1994 Ct. Sup. 731
No. CV93 0350945 SConnecticut Superior Court, Judicial District of New Haven at New Haven
January 24, 1994
MEMORANDUM OF DECISION ON DEFENDANT’S MOTION TO STRIKE PLAINTIFF’S SUBSTITUTED REVISED COMPLAINT
On October 14, 1993, the plaintiff, A.I.S. Inc. filed a two count Substituted Revised Complaint against the defendant, John J. Bennett. The plaintiff alleges in its substituted revised complaint that it is a corporation that installs insulation and that it was hired by a subcontractor, Cheffro Insulation Inc., to install insulation at a state hospital. The plaintiff alleges it was not paid for the work it had performed and that it hired the defendant to collect the debt. Furthermore, the plaintiff alleges that the defendant failed to give timely notice, required by General Statutes 49-42, to the International Fidelity Insurance Company, the surety on the performance bond posted by the general contractor, Duall, Inc. Lastly, the plaintiff alleges that as a result of the defendant’s failure to give notice, it was barred from suing the surety and requests damages.

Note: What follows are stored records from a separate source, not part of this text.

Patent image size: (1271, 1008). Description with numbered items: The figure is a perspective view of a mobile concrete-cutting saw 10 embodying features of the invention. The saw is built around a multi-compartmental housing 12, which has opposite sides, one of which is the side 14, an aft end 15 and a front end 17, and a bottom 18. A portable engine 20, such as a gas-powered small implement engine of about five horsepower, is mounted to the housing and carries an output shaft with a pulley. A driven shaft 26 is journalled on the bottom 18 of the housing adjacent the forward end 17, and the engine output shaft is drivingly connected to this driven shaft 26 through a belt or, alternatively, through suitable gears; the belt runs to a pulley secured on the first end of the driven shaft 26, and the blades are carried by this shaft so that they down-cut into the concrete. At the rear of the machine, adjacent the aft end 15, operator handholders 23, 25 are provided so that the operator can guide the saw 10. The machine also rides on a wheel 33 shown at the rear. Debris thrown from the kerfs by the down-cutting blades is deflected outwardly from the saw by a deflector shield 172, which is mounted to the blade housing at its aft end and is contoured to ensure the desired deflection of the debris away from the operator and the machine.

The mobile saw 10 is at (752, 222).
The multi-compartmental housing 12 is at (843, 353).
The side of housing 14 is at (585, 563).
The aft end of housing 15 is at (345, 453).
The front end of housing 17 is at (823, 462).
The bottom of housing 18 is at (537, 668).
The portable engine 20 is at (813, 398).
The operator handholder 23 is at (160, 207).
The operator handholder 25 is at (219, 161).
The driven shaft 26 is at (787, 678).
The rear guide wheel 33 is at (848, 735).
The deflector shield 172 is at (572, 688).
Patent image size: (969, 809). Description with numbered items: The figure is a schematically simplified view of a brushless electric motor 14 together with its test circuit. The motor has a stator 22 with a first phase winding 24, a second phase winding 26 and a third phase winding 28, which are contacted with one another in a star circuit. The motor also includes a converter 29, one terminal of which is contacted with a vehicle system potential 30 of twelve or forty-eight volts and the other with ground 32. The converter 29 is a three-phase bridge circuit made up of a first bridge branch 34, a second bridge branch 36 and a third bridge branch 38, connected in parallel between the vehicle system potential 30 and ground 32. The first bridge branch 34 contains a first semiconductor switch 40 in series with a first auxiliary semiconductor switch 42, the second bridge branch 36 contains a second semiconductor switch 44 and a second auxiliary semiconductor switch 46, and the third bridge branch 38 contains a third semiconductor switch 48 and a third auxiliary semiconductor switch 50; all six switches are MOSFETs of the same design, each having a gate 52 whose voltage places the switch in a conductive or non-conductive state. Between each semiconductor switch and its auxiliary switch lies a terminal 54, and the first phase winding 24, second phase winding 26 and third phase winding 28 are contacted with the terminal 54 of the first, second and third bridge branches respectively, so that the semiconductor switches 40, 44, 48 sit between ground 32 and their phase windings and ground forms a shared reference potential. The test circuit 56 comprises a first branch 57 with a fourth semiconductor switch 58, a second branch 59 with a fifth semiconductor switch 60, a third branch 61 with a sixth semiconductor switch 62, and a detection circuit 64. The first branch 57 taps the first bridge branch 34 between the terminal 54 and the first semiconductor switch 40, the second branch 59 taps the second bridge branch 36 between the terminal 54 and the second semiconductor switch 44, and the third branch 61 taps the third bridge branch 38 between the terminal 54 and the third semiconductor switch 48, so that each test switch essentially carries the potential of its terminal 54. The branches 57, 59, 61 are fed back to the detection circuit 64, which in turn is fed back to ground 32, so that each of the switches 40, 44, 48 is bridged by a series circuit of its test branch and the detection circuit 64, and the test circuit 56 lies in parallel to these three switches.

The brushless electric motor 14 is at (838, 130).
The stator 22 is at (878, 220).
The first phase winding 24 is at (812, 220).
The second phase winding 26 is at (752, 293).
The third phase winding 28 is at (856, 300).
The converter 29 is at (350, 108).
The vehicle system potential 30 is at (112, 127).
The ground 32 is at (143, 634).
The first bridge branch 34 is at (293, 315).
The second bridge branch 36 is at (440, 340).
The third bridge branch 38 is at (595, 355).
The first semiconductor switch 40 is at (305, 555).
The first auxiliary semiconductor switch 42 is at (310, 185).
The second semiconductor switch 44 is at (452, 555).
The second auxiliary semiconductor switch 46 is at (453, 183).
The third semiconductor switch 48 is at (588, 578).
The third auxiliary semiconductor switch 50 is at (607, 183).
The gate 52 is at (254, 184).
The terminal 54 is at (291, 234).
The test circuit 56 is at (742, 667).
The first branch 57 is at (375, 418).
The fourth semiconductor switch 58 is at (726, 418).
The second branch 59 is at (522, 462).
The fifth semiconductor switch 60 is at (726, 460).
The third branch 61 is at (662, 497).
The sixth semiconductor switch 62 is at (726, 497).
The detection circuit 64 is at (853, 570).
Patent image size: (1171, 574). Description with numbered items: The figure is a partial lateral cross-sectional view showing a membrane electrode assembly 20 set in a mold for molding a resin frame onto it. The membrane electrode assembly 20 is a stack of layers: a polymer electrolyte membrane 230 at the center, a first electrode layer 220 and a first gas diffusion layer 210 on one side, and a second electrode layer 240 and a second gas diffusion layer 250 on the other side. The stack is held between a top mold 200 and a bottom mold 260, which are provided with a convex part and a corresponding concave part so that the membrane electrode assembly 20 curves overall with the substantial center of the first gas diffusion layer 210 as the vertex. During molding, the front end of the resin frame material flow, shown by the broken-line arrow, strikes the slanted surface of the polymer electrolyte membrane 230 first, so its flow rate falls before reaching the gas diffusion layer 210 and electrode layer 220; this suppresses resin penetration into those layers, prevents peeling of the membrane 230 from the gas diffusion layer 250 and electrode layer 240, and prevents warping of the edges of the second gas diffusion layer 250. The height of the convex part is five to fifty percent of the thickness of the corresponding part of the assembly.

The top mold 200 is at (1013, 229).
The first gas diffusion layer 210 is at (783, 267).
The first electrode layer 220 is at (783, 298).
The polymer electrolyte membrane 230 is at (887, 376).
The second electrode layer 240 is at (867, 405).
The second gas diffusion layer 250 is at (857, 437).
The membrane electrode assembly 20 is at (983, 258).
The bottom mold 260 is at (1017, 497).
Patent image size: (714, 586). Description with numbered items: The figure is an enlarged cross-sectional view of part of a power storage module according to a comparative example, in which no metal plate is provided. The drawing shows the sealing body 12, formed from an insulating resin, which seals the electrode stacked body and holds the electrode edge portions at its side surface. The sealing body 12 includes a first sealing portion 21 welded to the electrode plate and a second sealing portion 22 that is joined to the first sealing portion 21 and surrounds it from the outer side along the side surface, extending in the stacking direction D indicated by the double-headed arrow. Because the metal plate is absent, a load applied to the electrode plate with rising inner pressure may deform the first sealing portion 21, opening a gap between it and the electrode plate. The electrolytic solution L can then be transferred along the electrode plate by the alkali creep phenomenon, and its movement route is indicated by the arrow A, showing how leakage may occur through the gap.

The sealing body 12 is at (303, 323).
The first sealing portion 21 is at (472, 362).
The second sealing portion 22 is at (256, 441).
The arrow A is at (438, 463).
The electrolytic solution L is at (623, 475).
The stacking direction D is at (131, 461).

On October 26, 1993, the defendant filed a motion to strike the plaintiff’s complaint arguing that the plaintiff’s action was premature. The defendant submitted a memorandum in support of its motion to strike and attached as Exhibit A, Heritage Square Associates v. Blum, 7 CSCR 992 (August 31/September 7, 1992, Nigro, J.). On November 9, 1993, the plaintiff filed a memorandum in opposition to the motion. Oral argument on the defendant’s motion was heard at short calendar on November 11, 1993.
The purpose of a motion to strike is to test the legal sufficiency of a pleading. Ferryman v. Groton, 212 Conn. 138, 142, 561 A.2d 432 (1989). The court may only consider the grounds CT Page 732 raised in the motion to strike. Blancato v. Feldspar Corporation, 203 Conn. 34, 44, 522 A.2d 1235 (1987). A motion to strike “admits all facts well pleaded; it does not admit legal conclusions or the truth or accuracy of opinions stated in the pleadings.” Mingachos v. CBS, Inc., 196 Conn. 91, 108, 491 A.2d 368 (1985). “Where the legal grounds for . . . a motion [to strike] are dependent upon underlying facts not alleged in the plaintiff’s pleadings, the defendant must await the evidence which may be adduced at trial, and the motion should be denied. . . .” Liljedahl Brothers, Inc. v. Grigsby, 215 Conn. 345, 348, 576 A.2d 149 (1990). “The court cannot consider . . . extraneous material on a motion to strike.” Connecticut State Oil Co. v. Carbone, 36 Conn. Sup. 181, 182-83, 415 A.2d 771 (Super.Ct. 1979).
The defendant argues in his memorandum in support of his motion to strike that the plaintiff’s malpractice action is premature, relying primarily on Heritage Square Associates v. Blum, supra. He argues that there are alternative theories of recovery available to the plaintiff because the statute of limitations has not expired for any action in tort or contract directly against the sub-contractor. The defendant argues further that there is not a present loss and that an attorney can not be held liable for any error if a client has not suffered a present loss.
The plaintiff argues in its memorandum in opposition to the motion to strike that any alternative theory of recovery must be “viable and equivalent.” Furthermore, the plaintiff argues that the alternative theory of relief, which is a suit against the bankrupt sub-contractor, is neither viable nor equivalent to an action pursuant to General Statutes 49-41, et seq. against the principal and surety on the bond, against whom the plaintiff has no other claim. Lastly, the plaintiff argues that the facts alleged in the complaint set forth a cause of action and that the defendant’s arguments are more properly left to his defense.
The defendant’s motion to strike is based upon law and facts requiring a determination outside the scope of a motion to strike. The legal ground of prematurity is dependent upon underlying facts, such as the viability and equivalency of an alternative theory of relief. See Heritage Square Associates v. Blum, supra. Because those facts are not alleged in the plaintiff’s complaint, they cannot properly be considered on a motion to strike. A motion to strike is generally limited to whether or not the pleadings state a legally cognizable cause of action. See Practice Book 152. The defendant’s arguments, which are comprised of questions of law, CT Page 733 may more appropriately be considered as a special defense or on a motion for summary judgment. See Connecticut Practice Book 164 and 380. Accordingly, the defendant’s motion to strike must be denied.
Based on the foregoing, the defendant’s motion to strike is denied.